In a statement from Stormont Castle on 1 August, 1978, the NIO expressed surprise at Archbishop O'Fiaich's statement and reaffirmed the government's determination to "stand firm in its policy on special category status".

However, the growing international impact of the prison protest is candidly acknowledged in a memo circulated to NIO Ministers in May 1978.

"The protest has been the PIRA's main propaganda cause for the last year… it is also the main reason for renewed American support for the IRA."

H blocks
A government official warned of an "embarrassing" propaganda campaign

The British government was concerned that four prisoners had applied to the European Commission of Human Rights which would rule shortly.

Any change, an official noted, "would lead to expectation of an amnesty for terrorists".

The situation continued to escalate into the autumn and, in a memo dated 20 October, an official called E Hannigan reported to Roy Mason on the dangers in the situation for the British government.

"The determination of the protesting prisoners seems strong," he said.

"They may believe they are winning the propaganda battle which is being controlled by the PIRA… The government's determination is at least equal to the protestors', but the secretary of state needs to take into account the risks which PIRA shrug off.

"Responsible people and bodies who profess little sympathy with the object of the protest are worried about the disgusting conditions in the H Blocks and the apparent severity of the regime.

"They hold the government responsible for doing something about them."

'POW status'

The official added that the government would be held culpable if an epidemic broke out in the prison, while the filing of complaints by four prisoners with the European Commission for Human Rights raised the prospect of "an intensified and embarrassing propaganda campaign" involving well-organised marches.

Mr Hannigan noted that the prisoners' demands - the right to wear their own clothes, not to do prison work and to enforce their own discipline - amounted to POW status.

This would have severe implications for British policy, he stressed: "They would thus be prisoners of war and eligible for release at the conclusion of hostilities.

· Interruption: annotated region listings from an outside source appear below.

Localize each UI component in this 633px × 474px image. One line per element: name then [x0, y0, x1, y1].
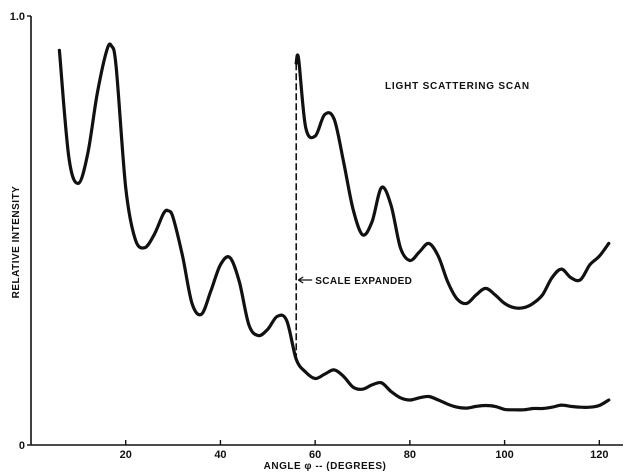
axes: [30, 16, 623, 446]
x-tick-label: 20: [120, 449, 132, 461]
x-tick-label: 100: [495, 449, 513, 461]
y-axis-label: RELATIVE INTENSITY: [11, 186, 22, 299]
x-ticks: 20 40 60 80 100 120: [120, 440, 608, 461]
annotation-layer: SCALE EXPANDED: [295, 63, 412, 360]
y-ticks: 01.0: [10, 11, 31, 452]
chart-title: LIGHT SCATTERING SCAN: [385, 81, 530, 92]
series-line-2: [294, 53, 611, 310]
x-tick-label: 120: [590, 449, 608, 461]
x-tick-label: 60: [309, 449, 321, 461]
x-tick-label: 80: [404, 449, 416, 461]
x-tick-label: 40: [214, 449, 226, 461]
scale-expanded-arrow-icon: [297, 276, 313, 284]
series-layer: [57, 42, 611, 412]
x-axis-label: ANGLE φ -- (DEGREES): [264, 461, 387, 472]
y-tick-label: 0: [19, 440, 25, 452]
scale-expanded-annotation: SCALE EXPANDED: [315, 276, 412, 287]
y-tick-label: 1.0: [10, 11, 25, 23]
series-line-1: [57, 42, 611, 412]
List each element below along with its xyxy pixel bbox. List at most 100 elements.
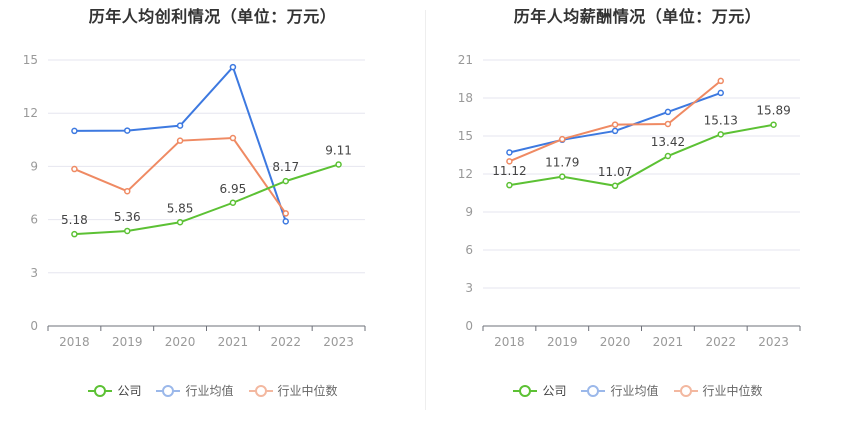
y-tick-label: 15 — [23, 53, 38, 67]
x-tick-label: 2022 — [705, 335, 736, 349]
chart-title: 历年人均薪酬情况（单位：万元） — [513, 7, 762, 26]
legend-item-industry-mean[interactable]: 行业均值 — [580, 382, 659, 399]
series-line — [74, 65, 287, 222]
legend-item-industry-median[interactable]: 行业中位数 — [673, 382, 763, 399]
y-tick-label: 6 — [465, 243, 473, 257]
x-tick-label: 2021 — [653, 335, 684, 349]
x-tick-label: 2019 — [547, 335, 578, 349]
data-label: 15.13 — [704, 113, 738, 127]
legend-item-industry-median[interactable]: 行业中位数 — [248, 382, 338, 399]
data-label: 11.07 — [598, 165, 632, 179]
y-tick-label: 12 — [23, 106, 38, 120]
data-label: 5.18 — [61, 213, 88, 227]
data-point — [176, 137, 184, 144]
data-point — [282, 177, 289, 185]
data-point — [229, 199, 237, 207]
data-label: 6.95 — [220, 182, 247, 196]
x-tick-label: 2019 — [112, 335, 143, 349]
data-point — [124, 127, 131, 134]
series-line — [509, 80, 722, 163]
data-point — [717, 89, 724, 97]
x-tick-label: 2020 — [165, 335, 196, 349]
legend-item-company[interactable]: 公司 — [87, 382, 141, 399]
data-point — [611, 182, 619, 190]
y-tick-label: 3 — [465, 281, 473, 295]
legend-company-icon — [513, 384, 538, 397]
data-point — [717, 77, 724, 85]
chart-legend: 公司 行业均值 行业中位数 — [0, 382, 425, 399]
profit-chart-panel: 历年人均创利情况（单位：万元） 0 3 6 9 12 15 2018 2019 2020 2021… — [0, 7, 425, 399]
data-point — [282, 218, 289, 225]
data-point — [611, 127, 619, 135]
data-point — [124, 227, 131, 235]
data-point — [124, 187, 131, 195]
data-point — [229, 63, 237, 71]
series-line — [509, 123, 774, 187]
data-point — [559, 173, 566, 180]
x-tick-label: 2020 — [600, 335, 631, 349]
profit-line-chart: 0 3 6 9 12 15 2018 2019 2020 2021 2022 2023 5.18 5.36… — [23, 53, 366, 349]
legend-industry-mean-icon — [156, 384, 181, 397]
data-label: 11.79 — [545, 156, 579, 170]
data-label: 13.42 — [651, 135, 685, 149]
y-tick-label: 9 — [465, 205, 473, 219]
y-tick-label: 3 — [30, 266, 38, 280]
data-point — [176, 219, 184, 226]
legend-industry-median-icon — [673, 384, 698, 397]
data-label: 5.36 — [114, 210, 141, 224]
data-label: 11.12 — [492, 164, 526, 178]
data-point — [559, 135, 566, 143]
data-point — [176, 122, 184, 129]
y-tick-label: 0 — [30, 319, 38, 333]
data-point — [717, 131, 724, 138]
y-tick-label: 6 — [30, 213, 38, 227]
legend-industry-mean-icon — [581, 384, 606, 397]
salary-chart-panel: 历年人均薪酬情况（单位：万元） 0 3 6 9 12 15 18 21 2018 2019 2020… — [425, 0, 850, 437]
chart-title: 历年人均创利情况（单位：万元） — [88, 7, 337, 26]
x-tick-label: 2021 — [218, 335, 249, 349]
salary-line-chart: 0 3 6 9 12 15 18 21 2018 2019 2020 2021 2022 2023 11.1… — [458, 53, 801, 349]
legend-label: 行业中位数 — [702, 384, 763, 398]
legend-industry-median-icon — [248, 384, 273, 397]
legend-label: 公司 — [117, 384, 142, 398]
legend-item-company[interactable]: 公司 — [512, 382, 566, 399]
chart-legend: 公司 行业均值 行业中位数 — [425, 382, 850, 399]
x-tick-label: 2018 — [59, 335, 90, 349]
data-point — [229, 134, 237, 142]
data-point — [335, 161, 342, 168]
data-point — [506, 149, 513, 156]
legend-label: 行业均值 — [185, 384, 234, 398]
data-point — [71, 230, 78, 238]
series-line — [74, 163, 339, 236]
data-point — [71, 127, 78, 135]
y-tick-label: 12 — [458, 167, 473, 181]
y-tick-label: 18 — [458, 91, 473, 105]
y-tick-label: 9 — [30, 159, 38, 173]
data-label: 9.11 — [325, 143, 352, 157]
legend-item-industry-mean[interactable]: 行业均值 — [155, 382, 234, 399]
x-tick-label: 2023 — [758, 335, 789, 349]
x-tick-label: 2022 — [270, 335, 301, 349]
data-point — [664, 152, 672, 160]
y-tick-label: 15 — [458, 129, 473, 143]
legend-label: 行业中位数 — [277, 384, 338, 398]
data-point — [71, 165, 78, 173]
legend-label: 公司 — [542, 384, 567, 398]
panel-divider — [425, 10, 426, 410]
data-point — [770, 121, 777, 128]
data-label: 5.85 — [167, 201, 194, 215]
data-point — [506, 158, 513, 165]
data-point — [611, 121, 619, 128]
data-label: 15.89 — [756, 104, 790, 118]
data-label: 8.17 — [272, 160, 299, 174]
legend-company-icon — [88, 384, 113, 397]
data-point — [664, 108, 672, 116]
legend-label: 行业均值 — [610, 384, 659, 398]
y-tick-label: 21 — [458, 53, 473, 67]
data-point — [282, 210, 289, 217]
x-tick-label: 2023 — [323, 335, 354, 349]
y-tick-label: 0 — [465, 319, 473, 333]
data-point — [506, 181, 513, 189]
x-tick-label: 2018 — [494, 335, 525, 349]
data-point — [664, 120, 672, 128]
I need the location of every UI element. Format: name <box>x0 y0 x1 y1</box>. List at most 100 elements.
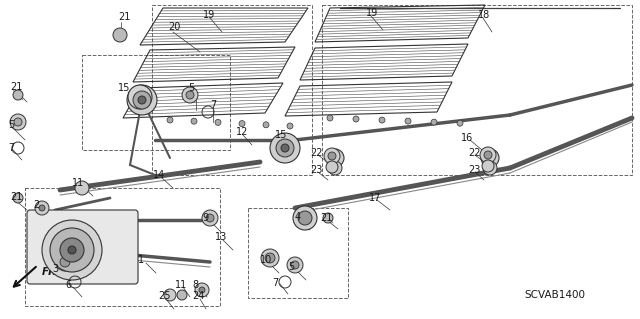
Circle shape <box>177 290 187 300</box>
Text: FR.: FR. <box>42 267 61 277</box>
Text: SCVAB1400: SCVAB1400 <box>525 290 586 300</box>
Text: 1: 1 <box>138 255 144 265</box>
Circle shape <box>480 147 496 163</box>
Circle shape <box>481 149 499 167</box>
Circle shape <box>202 210 218 226</box>
Circle shape <box>482 160 494 172</box>
Circle shape <box>68 246 76 254</box>
Circle shape <box>328 152 336 160</box>
Text: 15: 15 <box>275 130 287 140</box>
Circle shape <box>293 206 317 230</box>
Text: 7: 7 <box>272 278 278 288</box>
Circle shape <box>13 90 23 100</box>
Text: 5: 5 <box>288 262 294 272</box>
Text: 23: 23 <box>468 165 481 175</box>
Text: 17: 17 <box>369 193 381 203</box>
Text: 23: 23 <box>310 165 323 175</box>
Text: 4: 4 <box>295 212 301 222</box>
Circle shape <box>291 261 299 269</box>
Text: 24: 24 <box>192 291 204 301</box>
Bar <box>25 188 220 306</box>
Circle shape <box>326 149 344 167</box>
Circle shape <box>191 118 197 124</box>
Text: 25: 25 <box>158 291 170 301</box>
Circle shape <box>261 249 279 267</box>
Text: 6: 6 <box>65 280 71 290</box>
Text: 5: 5 <box>188 83 195 93</box>
Text: 11: 11 <box>175 280 188 290</box>
Text: 7: 7 <box>8 143 14 153</box>
Text: 21: 21 <box>118 12 131 22</box>
Text: 2: 2 <box>33 200 39 210</box>
Circle shape <box>60 257 70 267</box>
Text: 14: 14 <box>153 170 165 180</box>
Circle shape <box>13 193 23 203</box>
Circle shape <box>39 205 45 211</box>
Circle shape <box>138 96 146 104</box>
Circle shape <box>457 120 463 126</box>
Text: 22: 22 <box>310 148 323 158</box>
Circle shape <box>14 118 22 126</box>
Circle shape <box>128 85 152 109</box>
Circle shape <box>324 148 340 164</box>
Circle shape <box>265 253 275 263</box>
Text: 21: 21 <box>10 82 22 92</box>
Circle shape <box>276 139 294 157</box>
Circle shape <box>35 201 49 215</box>
Circle shape <box>323 213 333 223</box>
Text: 7: 7 <box>210 100 216 110</box>
Circle shape <box>164 289 176 301</box>
Circle shape <box>113 28 127 42</box>
Circle shape <box>379 117 385 123</box>
Text: 12: 12 <box>236 127 248 137</box>
Circle shape <box>182 87 198 103</box>
Text: 11: 11 <box>72 178 84 188</box>
Circle shape <box>195 283 209 297</box>
Text: 15: 15 <box>118 83 131 93</box>
Text: 18: 18 <box>478 10 490 20</box>
Circle shape <box>60 238 84 262</box>
Text: 19: 19 <box>203 10 215 20</box>
Text: 16: 16 <box>461 133 473 143</box>
Circle shape <box>287 257 303 273</box>
Circle shape <box>56 253 74 271</box>
Text: 19: 19 <box>366 8 378 18</box>
Circle shape <box>75 181 89 195</box>
Bar <box>248 208 348 298</box>
Text: 13: 13 <box>215 232 227 242</box>
Circle shape <box>239 121 245 127</box>
Circle shape <box>270 133 300 163</box>
Circle shape <box>133 91 151 109</box>
Circle shape <box>405 118 411 124</box>
Bar <box>82 55 230 150</box>
Text: 9: 9 <box>202 213 208 223</box>
Text: 22: 22 <box>468 148 481 158</box>
FancyBboxPatch shape <box>27 210 138 284</box>
Circle shape <box>298 211 312 225</box>
Circle shape <box>263 122 269 128</box>
Circle shape <box>431 119 437 125</box>
Text: 3: 3 <box>52 264 58 274</box>
Circle shape <box>50 228 94 272</box>
Circle shape <box>42 220 102 280</box>
Circle shape <box>10 114 26 130</box>
Circle shape <box>353 116 359 122</box>
Circle shape <box>186 91 194 99</box>
Circle shape <box>483 161 497 175</box>
Circle shape <box>287 123 293 129</box>
Circle shape <box>215 119 221 125</box>
Text: 5: 5 <box>8 120 14 130</box>
Circle shape <box>326 161 338 173</box>
Circle shape <box>206 214 214 222</box>
Text: 10: 10 <box>260 255 272 265</box>
Circle shape <box>484 151 492 159</box>
Text: 8: 8 <box>192 280 198 290</box>
Circle shape <box>199 287 205 293</box>
Circle shape <box>167 117 173 123</box>
Text: 20: 20 <box>168 22 180 32</box>
Circle shape <box>328 161 342 175</box>
Text: 21: 21 <box>10 192 22 202</box>
Circle shape <box>127 85 157 115</box>
Circle shape <box>327 115 333 121</box>
Text: 21: 21 <box>320 213 332 223</box>
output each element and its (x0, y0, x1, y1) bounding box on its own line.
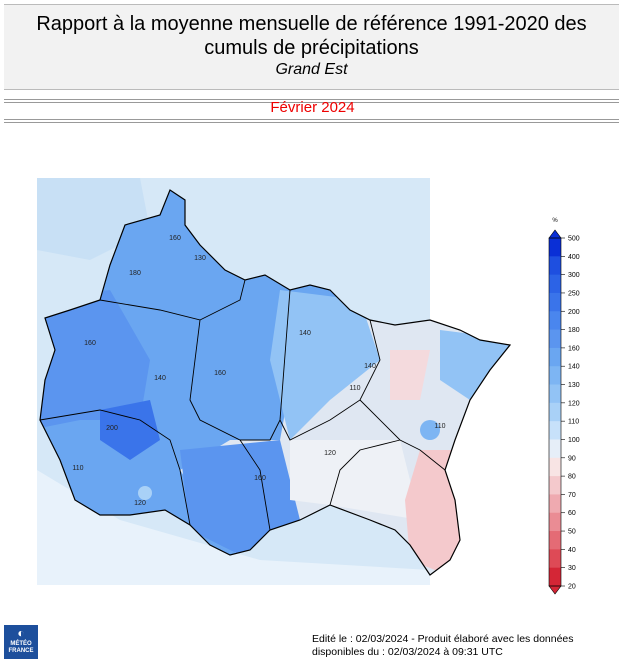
contour-label: 110 (434, 423, 445, 430)
tick-label: 30 (568, 565, 576, 572)
tick-label: 130 (568, 382, 580, 389)
colorbar-cap (548, 585, 562, 595)
color-bin (549, 274, 561, 294)
color-bin (549, 549, 561, 569)
area (270, 290, 380, 440)
region-border (39, 189, 512, 576)
color-bin (549, 384, 561, 404)
rule (4, 99, 619, 100)
color-bin (549, 494, 561, 514)
area (290, 440, 420, 520)
header: Rapport à la moyenne mensuelle de référe… (4, 4, 619, 90)
contour-label: 140 (364, 363, 376, 370)
color-bin (549, 402, 561, 422)
contour-labels: 180 160 160 140 200 110 130 140 160 120 110 110 140 1… (72, 235, 445, 507)
contour-label: 160 (254, 475, 266, 482)
tick-label: 180 (568, 327, 580, 334)
color-bin (549, 512, 561, 532)
area (100, 400, 160, 460)
tick-label: 60 (568, 510, 576, 517)
department-border (39, 279, 446, 531)
tick-label: 200 (568, 309, 580, 316)
contour-label: 160 (214, 370, 226, 377)
footer-available: disponibles du : 02/03/2024 à 09:31 UTC (312, 646, 503, 658)
color-bin (549, 531, 561, 550)
color-bin (549, 238, 561, 257)
tick-label: 90 (568, 455, 576, 462)
color-bin (549, 421, 561, 440)
region: Grand Est (275, 61, 348, 78)
color-bin (549, 476, 561, 495)
color-bin (549, 439, 561, 459)
tick-label: 120 (568, 400, 580, 407)
contour-label: 200 (106, 425, 118, 432)
title: Rapport à la moyenne mensuelle de référe… (36, 13, 587, 59)
footer-edited: Edité le : 02/03/2024 - Produit élaboré … (312, 633, 574, 645)
area (405, 450, 460, 575)
tick-label: 50 (568, 529, 576, 536)
area (138, 486, 152, 500)
colorbar-frame (548, 237, 562, 587)
area (390, 350, 430, 400)
color-bin (549, 457, 561, 477)
colorbar-cap (548, 229, 562, 239)
tick-label: 160 (568, 345, 580, 352)
tick-label: 500 (568, 236, 580, 243)
color-bin (549, 292, 561, 312)
logo: ◐ MÉTÉO FRANCE (4, 625, 38, 659)
color-bin (549, 347, 561, 367)
logo-line: MÉTÉO (10, 641, 32, 647)
colorbar: % 500 400 300 250 200 180 160 140 130 120 110 100 90 8… (548, 218, 580, 595)
contour-label: 120 (324, 450, 336, 457)
logo-line: FRANCE (8, 648, 34, 654)
rule (4, 122, 619, 123)
tick-label: 250 (568, 290, 580, 297)
contour-label: 110 (349, 385, 360, 392)
period: Février 2024 (270, 99, 355, 116)
tick-label: 70 (568, 492, 576, 499)
tick-label: 80 (568, 474, 576, 481)
color-bin (549, 256, 561, 276)
color-bin (549, 311, 561, 331)
tick-label: 40 (568, 547, 576, 554)
contour-label: 110 (72, 465, 83, 472)
color-bin (549, 366, 561, 386)
rule (4, 119, 619, 120)
area (37, 470, 430, 585)
contour-label: 160 (169, 235, 181, 242)
rule (4, 102, 619, 103)
tick-label: 400 (568, 254, 580, 261)
tick-label: 300 (568, 272, 580, 279)
contour-label: 140 (154, 375, 166, 382)
area (40, 290, 150, 430)
logo-icon: ◐ (17, 626, 25, 640)
tick-label: 110 (568, 419, 579, 426)
footer: Edité le : 02/03/2024 - Produit élaboré … (312, 633, 574, 659)
contour-label: 140 (299, 330, 311, 337)
legend-unit: % (552, 218, 558, 224)
tick-label: 140 (568, 364, 580, 371)
color-bin (549, 567, 561, 587)
tick-label: 20 (568, 584, 576, 591)
area (420, 420, 440, 440)
area (440, 330, 510, 400)
color-bin (549, 329, 561, 349)
contour-label: 120 (134, 500, 146, 507)
tick-label: 100 (568, 437, 580, 444)
contour-label: 180 (129, 270, 141, 277)
contour-label: 160 (84, 340, 96, 347)
contour-label: 130 (194, 255, 206, 262)
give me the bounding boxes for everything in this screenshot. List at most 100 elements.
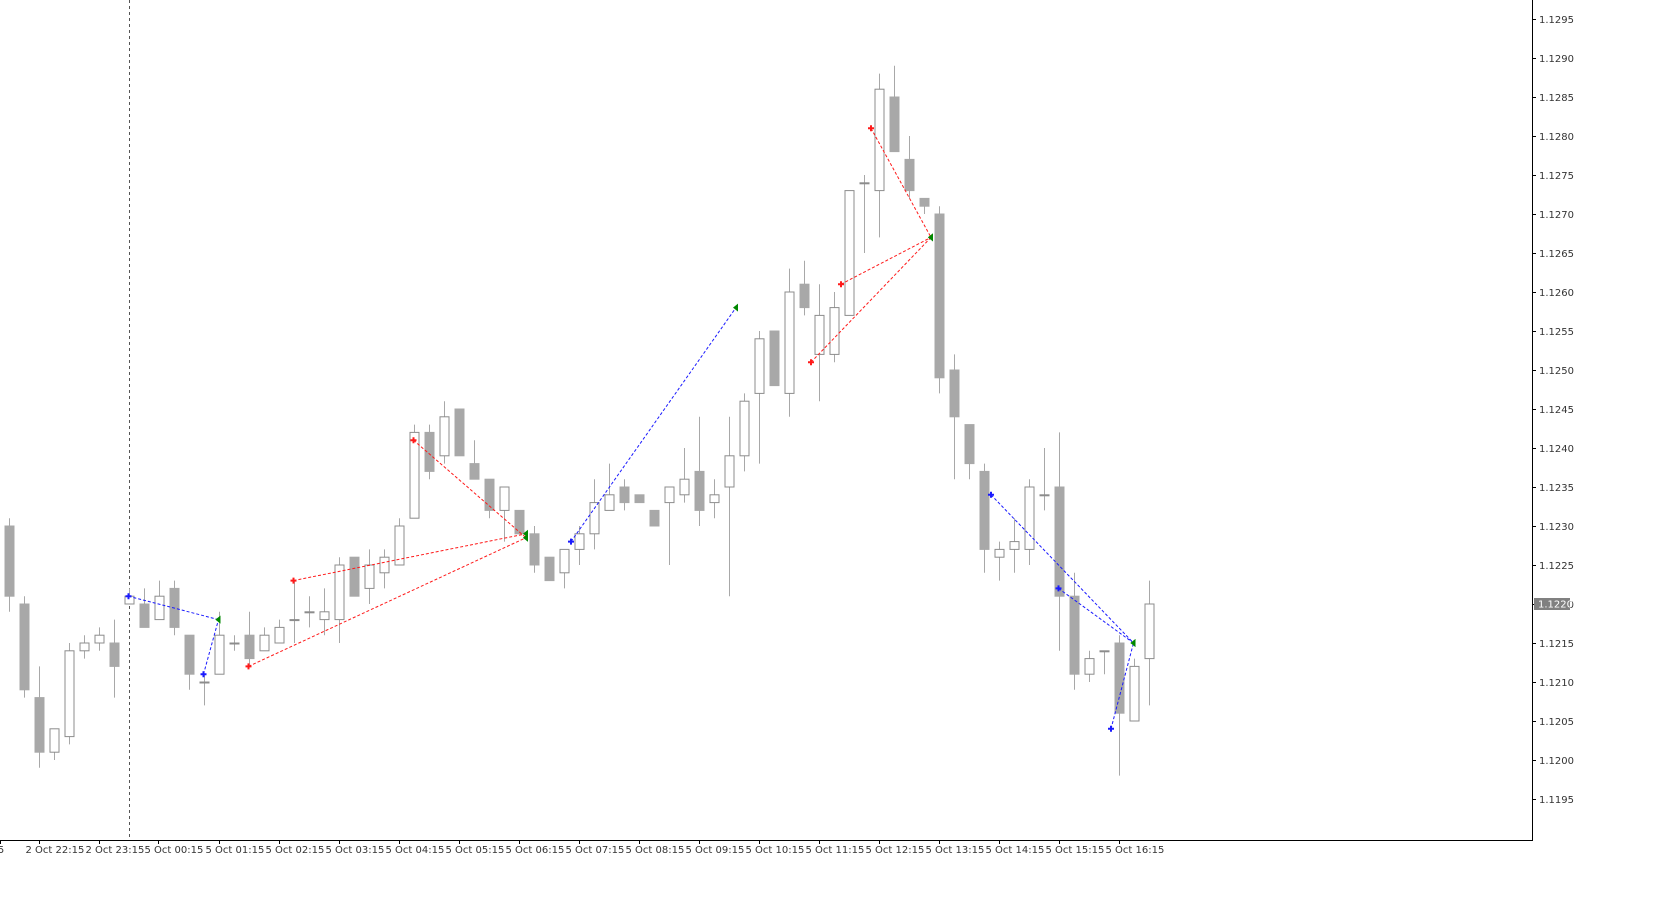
candle-body-bull bbox=[1099, 650, 1110, 653]
time-tick-label: 5 Oct 01:15 bbox=[206, 845, 265, 856]
candle bbox=[724, 416, 735, 597]
candle bbox=[139, 588, 150, 628]
time-tick-label: 5 Oct 04:15 bbox=[386, 845, 445, 856]
candle-body-bull bbox=[829, 307, 840, 355]
candle-body-bull bbox=[394, 525, 405, 566]
candle-body-bull bbox=[574, 533, 585, 550]
candle bbox=[544, 556, 555, 582]
trade-open-marker bbox=[988, 491, 994, 498]
price-tick-label: 1.1240 bbox=[1539, 444, 1574, 455]
trade-buy bbox=[1108, 639, 1136, 732]
candle bbox=[679, 448, 690, 503]
price-tick-label: 1.1280 bbox=[1539, 132, 1574, 143]
candle-body-bear bbox=[1069, 595, 1080, 675]
price-tick-label: 1.1210 bbox=[1539, 678, 1574, 689]
candle bbox=[634, 494, 645, 504]
candle-body-bull bbox=[334, 564, 345, 621]
candle-body-bear bbox=[184, 634, 195, 675]
time-tick-label: 5 Oct 16:15 bbox=[1106, 845, 1165, 856]
candle-body-bear bbox=[1114, 642, 1125, 714]
time-tick-label: 5 Oct 07:15 bbox=[566, 845, 625, 856]
price-tick-label: 1.1230 bbox=[1539, 522, 1574, 533]
candle bbox=[1069, 572, 1080, 690]
candle-body-bear bbox=[904, 158, 915, 192]
time-tick-label: 5 Oct 12:15 bbox=[866, 845, 925, 856]
candle-body-bull bbox=[859, 182, 870, 185]
candle-body-bull bbox=[64, 650, 75, 738]
trade-open-marker bbox=[1108, 725, 1114, 732]
candle-body-bear bbox=[979, 470, 990, 550]
trade-open-marker bbox=[868, 125, 874, 132]
candle bbox=[379, 549, 390, 589]
candle-body-bull bbox=[379, 556, 390, 574]
trade-open-marker bbox=[290, 577, 297, 584]
candle-body-bull bbox=[664, 486, 675, 504]
trade-close-marker bbox=[733, 303, 738, 312]
candle bbox=[1054, 432, 1065, 651]
candle-body-bear bbox=[634, 494, 645, 504]
candle-body-bull bbox=[709, 494, 720, 504]
candle bbox=[814, 284, 825, 402]
candle bbox=[484, 478, 495, 519]
candle-body-bull bbox=[94, 634, 105, 644]
candle bbox=[844, 190, 855, 316]
candle bbox=[664, 486, 675, 565]
candle-body-bull bbox=[154, 595, 165, 621]
candle-body-bull bbox=[79, 642, 90, 652]
trade-connector-line bbox=[128, 595, 219, 621]
price-tick-label: 1.1235 bbox=[1539, 483, 1574, 494]
candle bbox=[304, 596, 315, 628]
candle bbox=[979, 463, 990, 573]
candle bbox=[589, 479, 600, 550]
trade-close-marker bbox=[1130, 639, 1136, 647]
candle bbox=[154, 580, 165, 621]
time-tick-label: 5 Oct 13:15 bbox=[926, 845, 985, 856]
candle-body-bear bbox=[919, 197, 930, 207]
candle bbox=[769, 330, 780, 387]
candle-body-bull bbox=[1039, 494, 1050, 497]
time-tick-label: 5 Oct 08:15 bbox=[626, 845, 685, 856]
candle bbox=[4, 518, 15, 612]
candles-layer bbox=[4, 65, 1155, 776]
trade-close-marker bbox=[523, 533, 528, 542]
time-tick-label: 5 Oct 14:15 bbox=[986, 845, 1045, 856]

"The courts would be seen as political courts… the RUC would become political police, not the impartial guardians of the law.

"Terrorism would become respectable."

In conclusion, the official warned ministers: "Humanitarian concern makes the present regime vulnerable, especially if something goes suddenly wrong, and human concern can turn into political pressure, especially if it emerges that we may be vulnerable at the European Court."